Debra Scott’s daughter had a birthday wish list typical for kids turning 11 these days. She wanted a cell phone, an iPod, a PlayStation 2 and maybe a new laptop.
Likewise, Scott’s dilemma was typical for a contemporary parent: When is the right age to buy kids electronic gadgets?
“It’s not really about the money,” said Scott, who lives in the Seattle area. “To me, it’s about her not being given every little thing she asks for just because her friends have one.”
It’s a 21st century twist to age-old kid-parent tensions. Parents are used to judging when the time is right to buy junior a 10-speed or get their daughter’s ears pierced. Now they face additional duties deciding when it’s OK to let their children tune out or reach out with the likes of pocket-sized music players and cell phones. Kids pine for them, but parents are leery.

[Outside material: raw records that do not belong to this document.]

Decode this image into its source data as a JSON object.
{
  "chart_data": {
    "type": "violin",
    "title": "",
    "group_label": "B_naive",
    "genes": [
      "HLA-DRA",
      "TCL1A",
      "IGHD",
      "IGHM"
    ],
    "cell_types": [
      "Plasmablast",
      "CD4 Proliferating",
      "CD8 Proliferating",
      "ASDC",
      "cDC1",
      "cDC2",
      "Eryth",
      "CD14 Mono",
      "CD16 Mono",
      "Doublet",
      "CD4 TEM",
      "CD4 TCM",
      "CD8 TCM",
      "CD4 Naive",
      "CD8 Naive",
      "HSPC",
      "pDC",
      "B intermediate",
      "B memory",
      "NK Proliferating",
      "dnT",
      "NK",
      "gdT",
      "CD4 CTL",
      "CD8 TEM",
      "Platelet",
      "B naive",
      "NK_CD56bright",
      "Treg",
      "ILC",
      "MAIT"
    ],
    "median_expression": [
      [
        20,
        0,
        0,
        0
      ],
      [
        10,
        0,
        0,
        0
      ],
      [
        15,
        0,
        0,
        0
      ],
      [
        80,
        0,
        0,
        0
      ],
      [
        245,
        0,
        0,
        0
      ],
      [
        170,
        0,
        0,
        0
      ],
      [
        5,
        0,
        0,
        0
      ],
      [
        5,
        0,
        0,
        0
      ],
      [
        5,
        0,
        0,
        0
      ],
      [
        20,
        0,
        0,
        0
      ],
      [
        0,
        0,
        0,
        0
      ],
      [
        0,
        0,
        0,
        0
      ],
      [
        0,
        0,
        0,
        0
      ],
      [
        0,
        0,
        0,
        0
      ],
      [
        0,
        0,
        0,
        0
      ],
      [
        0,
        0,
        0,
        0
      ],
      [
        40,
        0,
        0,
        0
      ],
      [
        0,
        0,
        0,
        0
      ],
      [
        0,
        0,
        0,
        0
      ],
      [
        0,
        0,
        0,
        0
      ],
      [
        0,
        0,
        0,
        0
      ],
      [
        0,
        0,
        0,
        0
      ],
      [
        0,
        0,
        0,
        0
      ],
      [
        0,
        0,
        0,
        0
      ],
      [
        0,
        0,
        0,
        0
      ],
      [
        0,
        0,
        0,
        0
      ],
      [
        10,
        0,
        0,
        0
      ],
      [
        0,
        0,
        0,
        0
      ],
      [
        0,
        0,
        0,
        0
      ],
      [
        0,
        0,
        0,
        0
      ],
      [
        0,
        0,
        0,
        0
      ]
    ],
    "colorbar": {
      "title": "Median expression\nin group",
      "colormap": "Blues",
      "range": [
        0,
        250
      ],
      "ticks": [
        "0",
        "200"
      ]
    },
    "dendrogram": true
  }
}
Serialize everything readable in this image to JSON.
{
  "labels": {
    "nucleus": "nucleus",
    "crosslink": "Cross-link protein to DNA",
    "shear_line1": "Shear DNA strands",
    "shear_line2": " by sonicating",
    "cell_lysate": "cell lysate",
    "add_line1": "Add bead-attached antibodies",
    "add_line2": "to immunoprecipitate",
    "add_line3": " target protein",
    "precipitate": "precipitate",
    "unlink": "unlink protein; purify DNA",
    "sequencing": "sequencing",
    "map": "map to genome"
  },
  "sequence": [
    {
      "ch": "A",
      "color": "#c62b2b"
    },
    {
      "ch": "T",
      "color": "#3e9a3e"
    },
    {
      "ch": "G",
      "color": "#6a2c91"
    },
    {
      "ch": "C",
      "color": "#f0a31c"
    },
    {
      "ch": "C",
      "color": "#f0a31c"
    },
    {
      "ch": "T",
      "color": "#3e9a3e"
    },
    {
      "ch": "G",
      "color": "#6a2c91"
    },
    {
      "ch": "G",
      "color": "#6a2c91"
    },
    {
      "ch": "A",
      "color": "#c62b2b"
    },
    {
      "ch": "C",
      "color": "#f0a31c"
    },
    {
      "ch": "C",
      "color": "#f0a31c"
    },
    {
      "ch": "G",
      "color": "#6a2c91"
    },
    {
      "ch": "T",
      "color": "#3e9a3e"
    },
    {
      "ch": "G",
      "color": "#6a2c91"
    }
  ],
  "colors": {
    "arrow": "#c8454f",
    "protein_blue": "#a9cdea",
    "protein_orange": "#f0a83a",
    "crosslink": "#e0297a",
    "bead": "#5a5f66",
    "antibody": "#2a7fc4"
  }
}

Experts in child psychology say parents should resist making such major purchases without first taking into account the child’s maturity, the family’s values and other factors.
“I think like everything else, parents have to keep an eye on their kids and how their kids are spending time,” said psychologist Debbie Glasser, founder of the NewsForParents.org Web site.
“While the issues have changed over the past 20 years, the concept of being a connected, engaged and aware parent is the same.”
There’s no magic age when children can handle an electronic device — one 14-year-old might be ready for expanded freedom while another 16-year-old might not. Experts say parents considering a purchase are better off asking some questions first:
- Can we afford it?
- What are the risks versus the rewards? For instance, will a cell phone be used mostly for chatter or for contacting parents?
- Does the child really want the device? Or does she seem to be reacting to peer pressure and advertising campaigns?
“This tendency we’re seeing is really just market driven,” said child psychologist Lawrence E. Shapiro, author of “The Secret Language of Children.” “Kids certainly don’t need these devices, they’re just made to feel that they need these devices.”
The big question is whether the child is mature enough. Parents need to decide, for example, whether their child has the self control to stay under cell phone plan minutes or to resist the urge to reveal personal information through Internet instant messaging. Parents must decide whether their child will be prone to escaping for hours at a time playing video games or listening to music through ear buds.
“Now you have all these kids plugged in and tuned out. And it is a real concern,” said Glasser, a mother of three who has heard of 3-year-olds having iPods. “I do believe there is such a thing as being so technologically connected that you run the risk of not looking at who is sitting next to you.”
There also are physical concerns. Long hours at computer keyboards have been linked to repetitive stress injuries. Some researchers are concerned about the health effects of electromagnetic radiation from cell phones, though there are conflicting findings from studies. And it is well known that long-term exposure to loud noises — the type that can be produced by, say, really loud music — can contribute to hearing loss over decades.
Deanna Meinke of the National Hearing Conservation Association said that portable music players aren’t a bad thing in themselves, as long as they’re used responsibly. In other words, don’t crank the volume up to lawnmower-like noise levels for hours on end.
“I would encourage that they have intermittent use,” said Meinke, chairwoman of the association’s task force on children and noise.
Brian Fligor, an audiologist at Children’s Hospital in Boston, said that based on his research, he recommends limiting headphone use to an hour or less a day at 60 percent volume.
Setting such limits is important, experts say. Just as parents make rules for use of the family car, they should set limits on use of computers, and gadgets.
For instance, Tina Williams of Guilderland, N.Y., bought her 11-year-daughter Megan both an iPod and a cell phone in the last few months — with strict limits. Megan’s cell phone came with prepaid minutes and is primarily for contacting her parents. It is not for chit chat. The iPod is for private use around the home, not for the mall. Williams keeps track of cell phone minutes and iPod selections.
“She cannot put anything on that iPod I don’t see,” she said.
In the end, Scott came to some conclusions on her own: She’ll wait before buying her daughter a cell phone; she wants her to earn the iPod with baby-sitting money; the Playstation will be an end-of-the-year holiday gift for her daughter, to be shared with her father.